Le terme de pseudotachylite (ou pseudotachylyte) a été introduit par Shand (1916) pour qualifier des veines sombres vitreuses ou aphanitiques observées dans la Région de Parijs en Afrique du Sud. Ce nom a été donné en relation avec la ressemblance de ces objets aux tachylites, roches basaltiques vitreuses. Elles ont été décrites dans les zones d’impact météoritiques (Shand, 1916), dans les zones tectoniques (Techmer, 1992 ; Obata, 1995 ; Ueda, 2008) et en base d’avalanche de débris (Legros et al., 2000) ou de glissement de terrain (Masch, 1985).
Ces objets se forment dans les zones où le cisaillement est important, il en résulte une communition (fig.1), c'est-à-dire une réduction de la taille de grain (Spray, 1995) et/ou de la fusion par friction (Philpotts, 1964 ; Francis, 1972 ; Wenk, 1978 ; Spray, 1995 ; Lin, 2001, Kano et al., 2004) (fig.1). Leur nature à grains très fins, la présence de clastes de la roche encaissante et la dévitrification (par l’altération ou le métamorphisme) rendent complexe la compréhension des processus de formation de ces objets. On note toujours une orientation préférentielle de la pseudotachylite selon un plan particulier. Dans les roches orientées, comme les gneiss par exemple, ce plan est parallèle à la foliation.
Ces pseudotachylites sont dites de type « génération » (fig. 2a), c'est-à-dire qu'elles sont directement liées au cisaillement qui leur a donné naissance. Certaines veines sont issues des pseudotachylites de type génération (Sibson, 1975 ; Swanson, 1988). Elles peuvent migrer de leurs zones de production dans des fractures qui recoupent le plan de cisaillement principal. Ce second type de veine est dit « d'injection ». Il semble fréquent que les veines d’injection se connectent directement aux pseudotachylites de type génération subparallèles entre elles (fig.2b).
La dimension des veines est très variable, de moins de 1 millimètre à plusieurs mètres d’épaisseur, leurs aspects et textures sont fonction de cette épaisseur et de leur type. Les pseudotachylites d'épaisseurs importantes comportent des fragments de la roche hôte dont la taille peut avoisiner la puissance de la veine elle même, ces fragments sont appelés « clastes » (fig. 3e), leurs tailles varient de l'échelle décimétrique à l'échelle du minéral. Les clastes monominéraux sont souvent nommés « minéraux hérités ». La disposition des clastes semble aléatoire dans le sens ou il ne semble pas y avoir d'orientation de ceux-ci dans les veines épaisses.

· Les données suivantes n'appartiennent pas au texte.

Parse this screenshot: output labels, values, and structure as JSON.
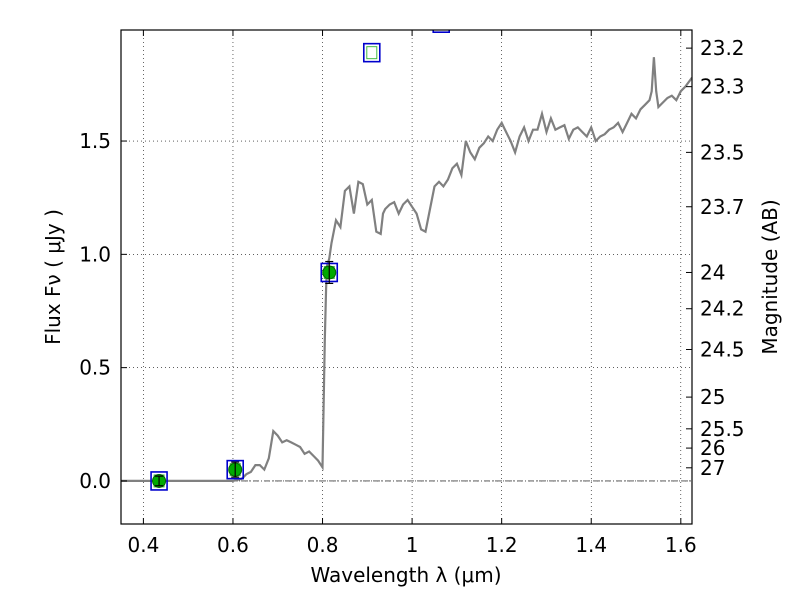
{
  "chart_data": {
    "type": "line",
    "xlabel": "Wavelength  λ (μm)",
    "ylabel": "Flux  Fν  ( μJy )",
    "y2label": "Magnitude (AB)",
    "xlim": [
      0.35,
      1.625
    ],
    "ylim": [
      -0.19,
      1.99
    ],
    "grid": true,
    "x_ticks": [
      {
        "value": 0.4,
        "label": "0.4"
      },
      {
        "value": 0.6,
        "label": "0.6"
      },
      {
        "value": 0.8,
        "label": "0.8"
      },
      {
        "value": 1.0,
        "label": "1"
      },
      {
        "value": 1.2,
        "label": "1.2"
      },
      {
        "value": 1.4,
        "label": "1.4"
      },
      {
        "value": 1.6,
        "label": "1.6"
      }
    ],
    "y_ticks": [
      {
        "value": 0.0,
        "label": "0.0"
      },
      {
        "value": 0.5,
        "label": "0.5"
      },
      {
        "value": 1.0,
        "label": "1.0"
      },
      {
        "value": 1.5,
        "label": "1.5"
      }
    ],
    "magnitude_ticks": [
      {
        "flux": 1.91,
        "label": "23.2"
      },
      {
        "flux": 1.74,
        "label": "23.3"
      },
      {
        "flux": 1.45,
        "label": "23.5"
      },
      {
        "flux": 1.21,
        "label": "23.7"
      },
      {
        "flux": 0.92,
        "label": "24"
      },
      {
        "flux": 0.76,
        "label": "24.2"
      },
      {
        "flux": 0.58,
        "label": "24.5"
      },
      {
        "flux": 0.37,
        "label": "25"
      },
      {
        "flux": 0.23,
        "label": "25.5"
      },
      {
        "flux": 0.145,
        "label": "26"
      },
      {
        "flux": 0.058,
        "label": "27"
      }
    ],
    "spectrum": {
      "color": "#808080",
      "x": [
        0.35,
        0.6,
        0.62,
        0.63,
        0.64,
        0.65,
        0.66,
        0.67,
        0.68,
        0.69,
        0.7,
        0.71,
        0.72,
        0.73,
        0.74,
        0.75,
        0.76,
        0.77,
        0.78,
        0.79,
        0.8,
        0.805,
        0.808,
        0.81,
        0.815,
        0.82,
        0.83,
        0.84,
        0.85,
        0.86,
        0.87,
        0.875,
        0.88,
        0.89,
        0.9,
        0.91,
        0.92,
        0.93,
        0.935,
        0.94,
        0.95,
        0.96,
        0.97,
        0.98,
        0.99,
        1.0,
        1.01,
        1.02,
        1.03,
        1.04,
        1.05,
        1.06,
        1.07,
        1.08,
        1.09,
        1.1,
        1.11,
        1.12,
        1.13,
        1.14,
        1.15,
        1.16,
        1.17,
        1.18,
        1.19,
        1.2,
        1.21,
        1.22,
        1.23,
        1.24,
        1.25,
        1.26,
        1.27,
        1.28,
        1.29,
        1.3,
        1.31,
        1.32,
        1.33,
        1.34,
        1.35,
        1.36,
        1.37,
        1.38,
        1.39,
        1.4,
        1.41,
        1.42,
        1.43,
        1.44,
        1.45,
        1.46,
        1.47,
        1.48,
        1.49,
        1.5,
        1.51,
        1.52,
        1.53,
        1.535,
        1.54,
        1.545,
        1.55,
        1.56,
        1.57,
        1.58,
        1.59,
        1.6,
        1.61,
        1.625
      ],
      "y": [
        0.0,
        0.0,
        0.01,
        0.03,
        0.04,
        0.07,
        0.07,
        0.05,
        0.1,
        0.22,
        0.2,
        0.17,
        0.18,
        0.17,
        0.16,
        0.15,
        0.12,
        0.13,
        0.11,
        0.09,
        0.06,
        0.62,
        0.85,
        0.95,
        0.98,
        1.05,
        1.15,
        1.12,
        1.28,
        1.3,
        1.18,
        1.25,
        1.32,
        1.31,
        1.22,
        1.24,
        1.1,
        1.09,
        1.18,
        1.2,
        1.22,
        1.23,
        1.18,
        1.22,
        1.24,
        1.21,
        1.18,
        1.11,
        1.1,
        1.2,
        1.3,
        1.32,
        1.3,
        1.33,
        1.38,
        1.4,
        1.35,
        1.5,
        1.45,
        1.42,
        1.47,
        1.49,
        1.52,
        1.5,
        1.55,
        1.58,
        1.54,
        1.5,
        1.45,
        1.52,
        1.56,
        1.5,
        1.55,
        1.55,
        1.62,
        1.54,
        1.6,
        1.55,
        1.56,
        1.57,
        1.51,
        1.55,
        1.56,
        1.54,
        1.52,
        1.56,
        1.5,
        1.52,
        1.53,
        1.55,
        1.56,
        1.58,
        1.54,
        1.58,
        1.62,
        1.6,
        1.64,
        1.66,
        1.68,
        1.72,
        1.87,
        1.72,
        1.65,
        1.67,
        1.69,
        1.7,
        1.68,
        1.72,
        1.74,
        1.78
      ]
    },
    "photometry_boxes": {
      "color": "#0000cc",
      "x": [
        0.435,
        0.605,
        0.815,
        0.91,
        1.065
      ],
      "y": [
        0.0,
        0.05,
        0.92,
        1.89,
        2.02
      ]
    },
    "measured_points": {
      "color": "#00aa00",
      "x": [
        0.435,
        0.605,
        0.815
      ],
      "y": [
        0.0,
        0.05,
        0.92
      ],
      "yerr": [
        0.008,
        0.02,
        0.035
      ]
    }
  }
}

Au contraire, dans les pseudotachylites de tailles centimétriques ou inférieures, on ne voit quasiment pas de clastes à l'oeil nu, par contre des textures fluidales sont soulignées par l'orientation de minéraux hérités de l'encaissant. Ces minéraux hérités sont orientés selon le plan de la veine et donc dans le sens de fluage du liquide pseudotachylitique. Les textures fluidales sont également très visibles dans les veines de type injections (fig. 3c). Ces objets sont qualifiés de « fossil earthquakes » littérallement de « tremblements de terre fossiles », car ils permettent de remonter à des informations sur des séismes anciens telles que la magnitude ou l'âge (Lin, 2008).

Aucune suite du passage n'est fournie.